There’s an easy answer – anywhere you like.

Sadly inspiration doesn’t come to us neatly packaged. We can’t open a box and find a set of instructions that will turn out to be a perfect, flat-pack novel. We must be prepared for a word or phrase, for a character in the street, a moment of anger or sadness, anything that plants the seed of an idea in our heads. And we mustn’t lose it. Make a note of everything and store it. A notebook is good, the act of writing appears to file it away in the brain ready to be used in the future. You won’t remember it the next day (though it will pop up if you need it) which is why  the notebook is beneficial. It will also allow you to flick through your ideas and see if any of them resonate and could become something more than a jotting.

If something appeals or has been nagging away at you, sit down and write. Don’t pretend that this will be your major work, just let the words flow until they run out. Don’t push yourself into the writing because your writing will become laboured and stodgy. Write, rest, re-read. If more ideas immediately spring to mind, write more but don’t try too hard. Put it away and pick it up another day or week.

As a journalist I discovered two ways of writing. There was the stuff that had to be written almost instantly to meet a deadline, usually news material, and then there were pieces that weren’t required for a week or so. The second group seemed to benefit from being ignored for a few days. I used to think of it as putting them ‘on the back burner’. Unknown to you, they simmer away somewhere in your head and are ready to emerge when you next go to them. Writing your short story, book or play appreciates some space occasionally, so your head can get the next phase organised.

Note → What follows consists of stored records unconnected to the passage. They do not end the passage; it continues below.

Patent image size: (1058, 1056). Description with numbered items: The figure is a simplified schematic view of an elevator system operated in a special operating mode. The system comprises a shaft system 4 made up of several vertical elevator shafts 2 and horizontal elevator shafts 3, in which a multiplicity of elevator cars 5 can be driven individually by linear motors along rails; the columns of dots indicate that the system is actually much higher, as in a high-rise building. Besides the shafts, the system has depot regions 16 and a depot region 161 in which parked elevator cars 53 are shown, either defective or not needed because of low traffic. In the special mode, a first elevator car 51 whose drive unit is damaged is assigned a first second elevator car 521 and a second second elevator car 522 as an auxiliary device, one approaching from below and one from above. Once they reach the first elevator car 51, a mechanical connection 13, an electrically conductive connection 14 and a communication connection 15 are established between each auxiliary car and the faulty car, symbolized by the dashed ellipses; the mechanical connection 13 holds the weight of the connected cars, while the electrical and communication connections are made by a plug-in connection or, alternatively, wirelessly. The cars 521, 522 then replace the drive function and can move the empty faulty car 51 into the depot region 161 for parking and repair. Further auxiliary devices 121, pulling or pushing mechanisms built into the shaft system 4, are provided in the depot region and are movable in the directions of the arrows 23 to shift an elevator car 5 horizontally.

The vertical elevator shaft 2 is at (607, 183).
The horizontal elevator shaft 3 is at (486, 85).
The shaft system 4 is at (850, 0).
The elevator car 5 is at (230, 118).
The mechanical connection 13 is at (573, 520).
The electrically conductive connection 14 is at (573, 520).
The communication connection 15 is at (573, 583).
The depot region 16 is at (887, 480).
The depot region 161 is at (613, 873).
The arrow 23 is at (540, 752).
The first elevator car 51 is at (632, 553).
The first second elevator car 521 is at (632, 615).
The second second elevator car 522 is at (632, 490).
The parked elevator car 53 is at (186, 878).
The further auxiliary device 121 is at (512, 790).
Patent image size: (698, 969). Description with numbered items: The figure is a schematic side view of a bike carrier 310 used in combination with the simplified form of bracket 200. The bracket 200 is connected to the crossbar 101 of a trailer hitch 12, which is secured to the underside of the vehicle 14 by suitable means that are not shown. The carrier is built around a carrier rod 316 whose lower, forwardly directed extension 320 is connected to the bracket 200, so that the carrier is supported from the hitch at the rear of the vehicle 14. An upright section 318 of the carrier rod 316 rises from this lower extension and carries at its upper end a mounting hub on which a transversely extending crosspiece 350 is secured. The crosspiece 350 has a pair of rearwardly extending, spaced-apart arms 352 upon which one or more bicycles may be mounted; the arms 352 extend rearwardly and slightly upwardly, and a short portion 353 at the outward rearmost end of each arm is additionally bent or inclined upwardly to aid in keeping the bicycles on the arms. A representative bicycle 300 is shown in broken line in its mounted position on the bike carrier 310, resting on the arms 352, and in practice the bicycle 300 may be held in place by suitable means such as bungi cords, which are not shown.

Whether this piece of writing is important is irrelevant initially. It’s just an exercise that gets you writing more naturally and fluently, without strain or stress. If it sticks with you then other ideas will emerge from it or around it and you will find that you have a beginning, it’s just that it may not actually be the beginning. You may have written the last paragraphs, or the first. Or they may pop up somewhere in the middle. You may have created a character who becomes a person and you never actually use what you have just written. You may have created a location or a mood or some combination of all of them. Brilliant.

From any of these situations you may have sparked the idea that wants to be turned into something more substantial and your next set of notes may see this germ of an idea becoming some sketchy plan. Again, don’t rush it, let the idea grow. You are not yet a 10,000 words a day writer who can meticulously plan every twist and turn to produce a book in a few weeks. You should still be in that awesome phase were you are just beginning to realise the amazing potential of your ideas and enjoying the revelation.